Geramifard believes that this approach captures something about how human beings learn to perform new tasks. “If you teach a small child what a horse is, at first it might think that everything with four legs is a horse,” he says. “But when you show it a cow, it learns to look for a different feature — say, horns.” In the same way, Geramifard explains, the new algorithm identifies an initial feature on which to base judgments and then looks for complementary features that can refine the initial judgment.
RLPy allowed the researchers to quickly test their new algorithm against a number of others. “Think of it as like a Lego set,” Geramifard says. “You can snap one module out and snap another one in its place.”
In particular, RLPy comes with a number of standard modules that represent different machine-learning algorithms; different problems (such as the network-administration problem, some standard control-theory problems that involve balancing pendulums, and some standard surveillance problems); different techniques for modeling the computer system’s environment; and different types of agents.

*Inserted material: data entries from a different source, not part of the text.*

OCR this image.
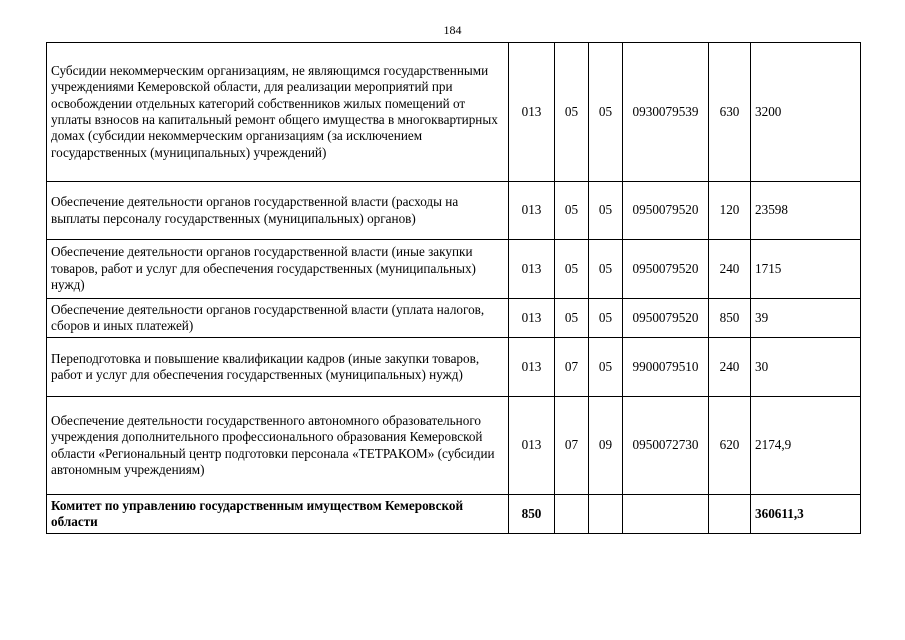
184
Субсидии некоммерческим организациям, не являющимся государственными учреждениями Кемеровской области, для реализации мероприятий при освобождении отдельных категорий собственников жилых помещений от уплаты взносов на капитальный ремонт общего имущества в многоквартирных домах (субсидии некоммерческим организациям (за исключением государственных (муниципальных) учреждений)	013	05	05	0930079539	630	3200
Обеспечение деятельности органов государственной власти (расходы на выплаты персоналу государственных (муниципальных) органов)	013	05	05	0950079520	120	23598
Обеспечение деятельности органов государственной власти (иные закупки товаров, работ и услуг для обеспечения государственных (муниципальных) нужд)	013	05	05	0950079520	240	1715
Обеспечение деятельности органов государственной власти (уплата налогов, сборов и иных платежей)	013	05	05	0950079520	850	39
Переподготовка и повышение квалификации кадров (иные закупки товаров, работ и услуг для обеспечения государственных (муниципальных) нужд)	013	07	05	9900079510	240	30
Обеспечение деятельности государственного автономного образовательного учреждения дополнительного профессионального образования Кемеровской области «Региональный центр подготовки персонала «ТЕТРАКОМ» (субсидии автономным учреждениям)	013	07	09	0950072730	620	2174,9
Комитет по управлению государственным имуществом Кемеровской области	850					360611,3
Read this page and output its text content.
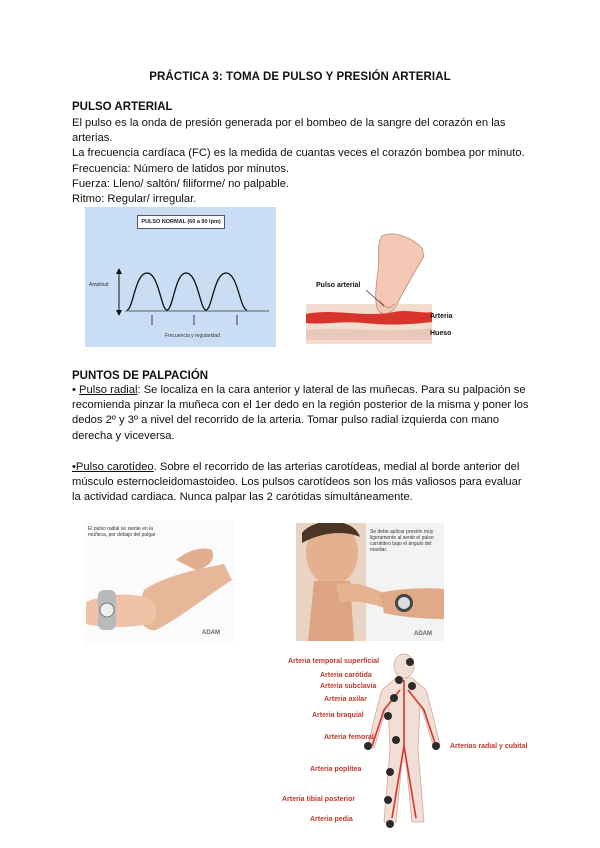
PRÁCTICA 3: TOMA DE PULSO Y PRESIÓN ARTERIAL
PULSO ARTERIAL
El pulso es la onda de presión generada por el bombeo de la sangre del corazón en las
arterias.
La frecuencia cardíaca (FC) es la medida de cuantas veces el corazón bombea por minuto.
Frecuencia: Número de latidos por minutos.
Fuerza: Lleno/ saltón/ filiforme/ no palpable.
Ritmo: Regular/ irregular.
PULSO NORMAL (60 a 90 lpm)
Amplitud
Frecuencia y regularidad
Pulso arterial
Arteria
Hueso
PUNTOS DE PALPACIÓN
• Pulso radial: Se localiza en la cara anterior y lateral de las muñecas. Para su palpación se
recomienda pinzar la muñeca con el 1er dedo en la región posterior de la misma y poner los
dedos 2º y 3º a nivel del recorrido de la arteria. Tomar pulso radial izquierda con mano
derecha y viceversa.
•Pulso carotídeo. Sobre el recorrido de las arterias carotídeas, medial al borde anterior del
músculo esternocleidomastoideo. Los pulsos carotídeos son los más valiosos para evaluar
la actividad cardiaca. Nunca palpar las 2 carótidas simultáneamente.
El pulso radial se siente en la muñeca, por debajo del pulgar
ADAM
Se debe aplicar presión muy ligeramente al sentir el pulso carotídeo bajo el ángulo del maxilar.
ADAM
Arteria temporal superficial
Arteria carótida
Arteria subclavia
Arteria axilar
Arteria braquial
Arteria femoral
Arterias radial y cubital
Arteria poplítea
Arteria tibial posterior
Arteria pedia
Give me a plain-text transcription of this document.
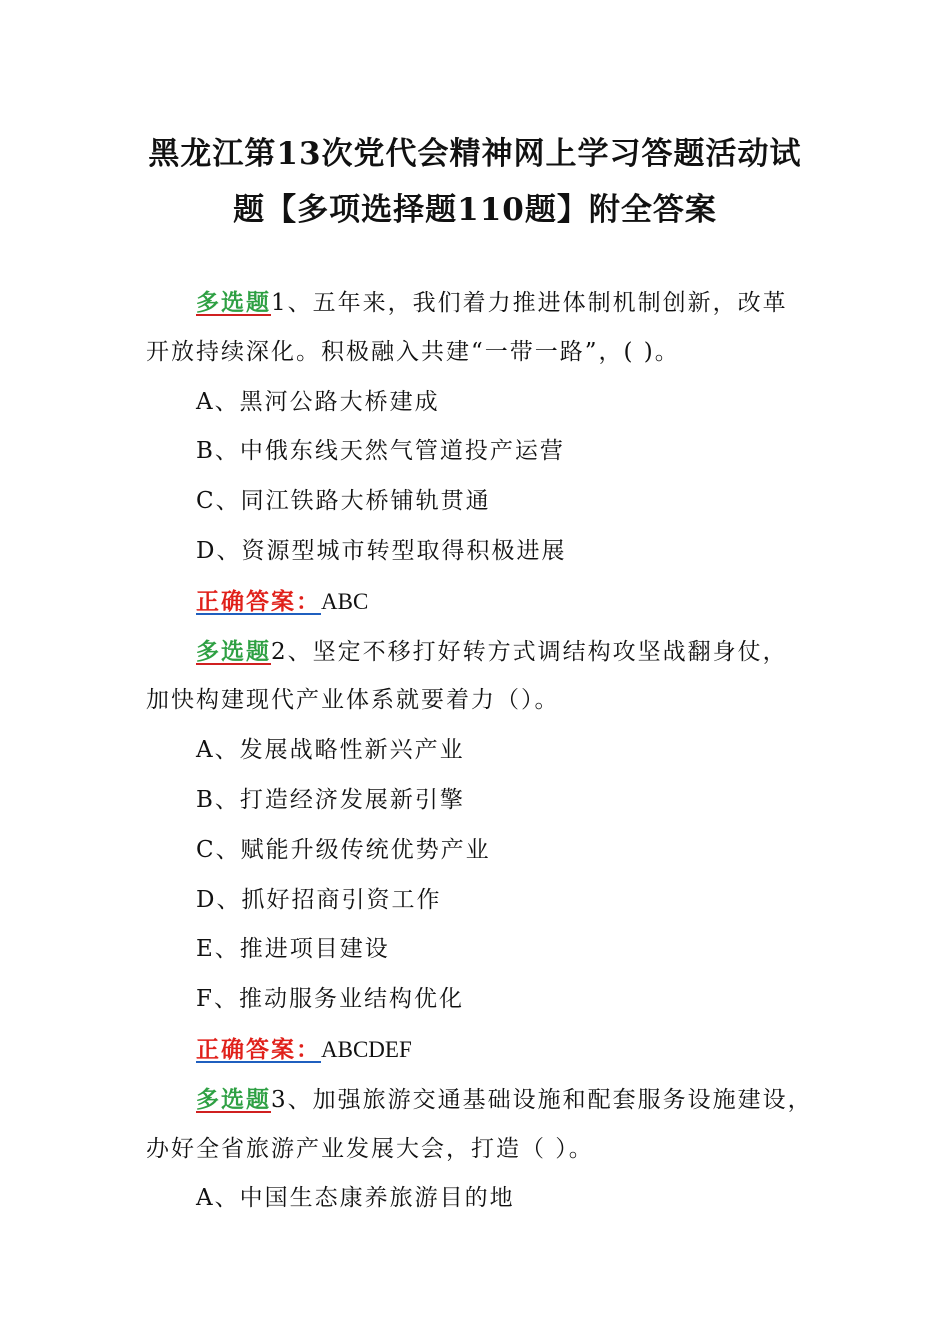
黑龙江第13次党代会精神网上学习答题活动试
题【多项选择题110题】附全答案
多选题1、五年来，我们着力推进体制机制创新，改革
开放持续深化。积极融入共建“一带一路”，( )。
A、黑河公路大桥建成
B、中俄东线天然气管道投产运营
C、同江铁路大桥铺轨贯通
D、资源型城市转型取得积极进展
正确答案：ABC
多选题2、坚定不移打好转方式调结构攻坚战翻身仗，
加快构建现代产业体系就要着力（）。
A、发展战略性新兴产业
B、打造经济发展新引擎
C、赋能升级传统优势产业
D、抓好招商引资工作
E、推进项目建设
F、推动服务业结构优化
正确答案：ABCDEF
多选题3、加强旅游交通基础设施和配套服务设施建设，
办好全省旅游产业发展大会，打造（ ）。
A、中国生态康养旅游目的地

It also allows anyone familiar with the Python programming language to build new modules. They just have to be able to hook up with existing modules in prescribed ways.
Geramifard and his colleagues found that in computer simulations, their new algorithm evaluated policies more efficiently than its predecessors, arriving at more reliable predictions in one-fifth the time.
RLPy can be used to set up experiments that involve computer simulations, such as those that the MIT researchers evaluated, but it can also be used to set up experiments that collect data from real-world interactions. In one ongoing project, for instance, Geramifard and his colleagues plan to use RLPy to run an experiment involving an autonomous vehicle learning to navigate its environment. In the project’s initial stages, however, he’s using simulations to begin building a battery of reasonably good policies. “While it’s learning, you don’t want to run it into a wall and wreck your equipment,” he says.